The cancellation notice appeared to lay the blame at the door of the National Treasury, saying the meeting could not go ahead as the ministry was not available.

However, a letter sent to the committee by Finance Minister Pravin Gordhan to tender the National Treasury’s apology made plain that the payment of grants was not the responsibility of his department.

Read also:  Grants will be paid, Sassa promises

“Payments of social grants does not fall within the mandate of the National Treasury,” Gordhan said.

“This is the statutory responsibility of my colleague, Minister Bathabile Dlamini.

“Therefore, Sassa, the Department of Social Development and the relevant executive authority have the responsibility to account to the committee on this matter.”

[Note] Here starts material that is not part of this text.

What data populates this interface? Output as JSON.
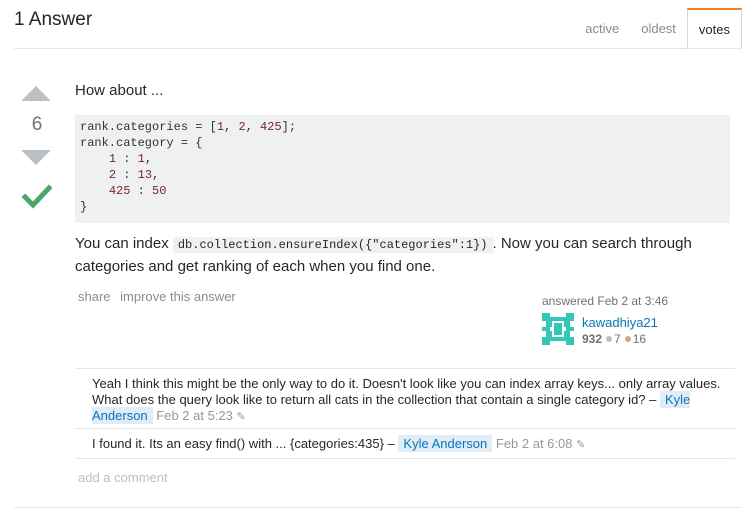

He added that the National Treasury would nonetheless advise and support the department and Sassa to ensure that the payment of grants was managed within “the correct legal and financial framework”.

Insiders and the opposition said the portfolio meeting should have gone ahead as Gordhan was correct in noting that his role was purely an advisory one.

Bridget Masango, the DA spokesperson on social development, called for Dlamini to be sacked over what she termed the “social grants fiasco”.

“For us it would have been of no consequence that Treasury could not be there. The meeting should have gone ahead because, at the end of the day, the responsibility is that of the department and Sassa,” she said.